Some areas such as San Francisco, California, and Washington D.C. have experienced marginal drops in consumer prices over the two months leading to September, at 0.5 and 0.2 percent respectively.
Of the 23 cities where inflation has been rising the most, the San Francisco metropolitan area had the lowest annual rise in consumer price index, at 5.7 percent in September 2022.
Consumers are seeing prices rise across the States for essential items and groceries, causing a growing concern for how the cost of living is impacting millions, but is the rate of inflation expected to drop anytime soon and are the government initiatives working?
Robert Eyler, professor of economics at Sonoma State University, told Newsweek that rising inflation rates would likely lead to changes in consumer behavior in the foreseeable future, as many turn to saving instead of spending.

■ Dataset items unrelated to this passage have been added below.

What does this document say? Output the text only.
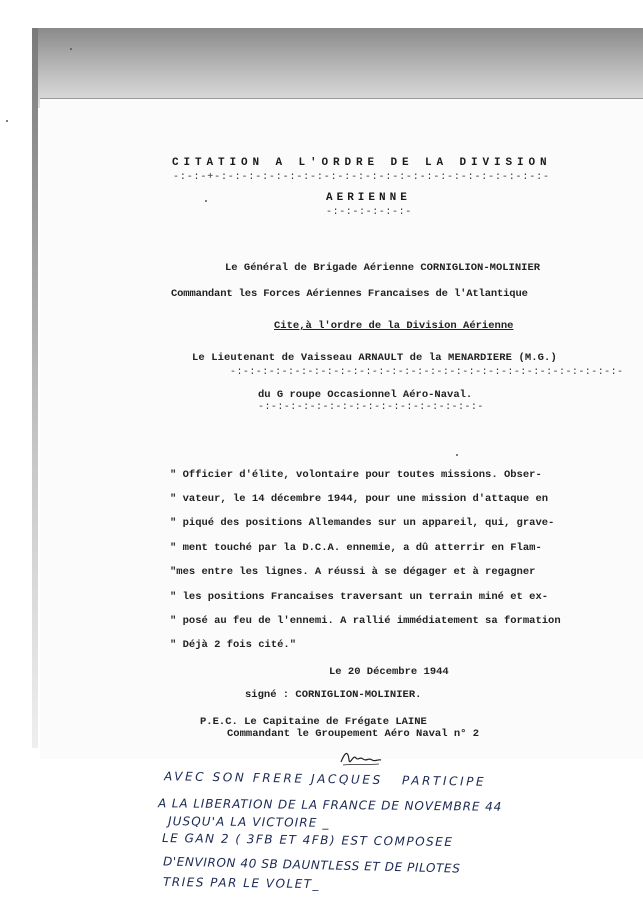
CITATION A L'ORDRE DE LA DIVISION
-:-:-+-:-:-:-:-:-:-:-:-:-:-:-:-:-:-:-:-:-:-:-:-:-:-:-:-
AERIENNE
-:-:-:-:-:-:-
Le Général de Brigade Aérienne CORNIGLION-MOLINIER
Commandant les Forces Aériennes Francaises de l'Atlantique
Cite,à l'ordre de la Division Aérienne
Le Lieutenant de Vaisseau ARNAULT de la MENARDIERE (M.G.)
-:-:-:-:-:-:-:-:-:-:-:-:-:-:-:-:-:-:-:-:-:-:-:-:-:-:-:-:-:-:-
du G roupe Occasionnel Aéro-Naval.
-:-:-:-:-:-:-:-:-:-:-:-:-:-:-:-:-:-
" Officier d'élite, volontaire pour toutes missions. Obser-
" vateur, le 14 décembre 1944, pour une mission d'attaque en
" piqué des positions Allemandes sur un appareil, qui, grave-
" ment touché par la D.C.A. ennemie, a dû atterrir en Flam-
"mes entre les lignes. A réussi à se dégager et à regagner
" les positions Francaises traversant un terrain miné et ex-
" posé au feu de l'ennemi. A rallié immédiatement sa formation
" Déjà 2 fois cité."
Le 20 Décembre 1944
signé : CORNIGLION-MOLINIER.
P.E.C. Le Capitaine de Frégate LAINE
Commandant le Groupement Aéro Naval n° 2
AVEC SON FRERE JACQUES   PARTICIPE
A LA LIBERATION DE LA FRANCE DE NOVEMBRE 44
JUSQU'A LA VICTOIRE _
LE GAN 2 ( 3FB ET 4FB) EST COMPOSEE
D'ENVIRON 40 SB DAUNTLESS ET DE PILOTES
TRIES PAR LE VOLET_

"The consumer can save more, though rising prices lead to behavior to spend now because expectations of inflation are rising," Eyler said.
Eyler also cautioned that the rising interest rates to tackle rising inflation could lead to job instability for many Americans. Eyler continued: "Unfortunately, the cost of higher interest rates is to slow business spending and investment, including as much hiring.
"We should expect workers to lose their job and the number of job openings to drop over the next 12 months. Much of this is a reaction to both rising prices and wages and now rising interest rates."
Associate professor in economics and data analytics at the University of St. Thomas, Tyler Schipper warned that tackling rising inflation would not be easy for many Americans.
"Raising interest rates is probably the only tool with sufficient power to bring down inflation. That does not mean that it will be quick, easy, or painless," Schipper said. "Economists often think of there being a trade-off between inflation and unemployment.
"The same tools that the Fed is using to control inflation will also slow the economy. This will likely lead to job losses—an eventuality that the Fed chair, Jerome Powell, has been telegraphing through his public speeches [...].
"The goal is a 'soft landing' to use interest rates just enough to bring down inflation without putting the economy into a deep recession. Time will tell if this is possible."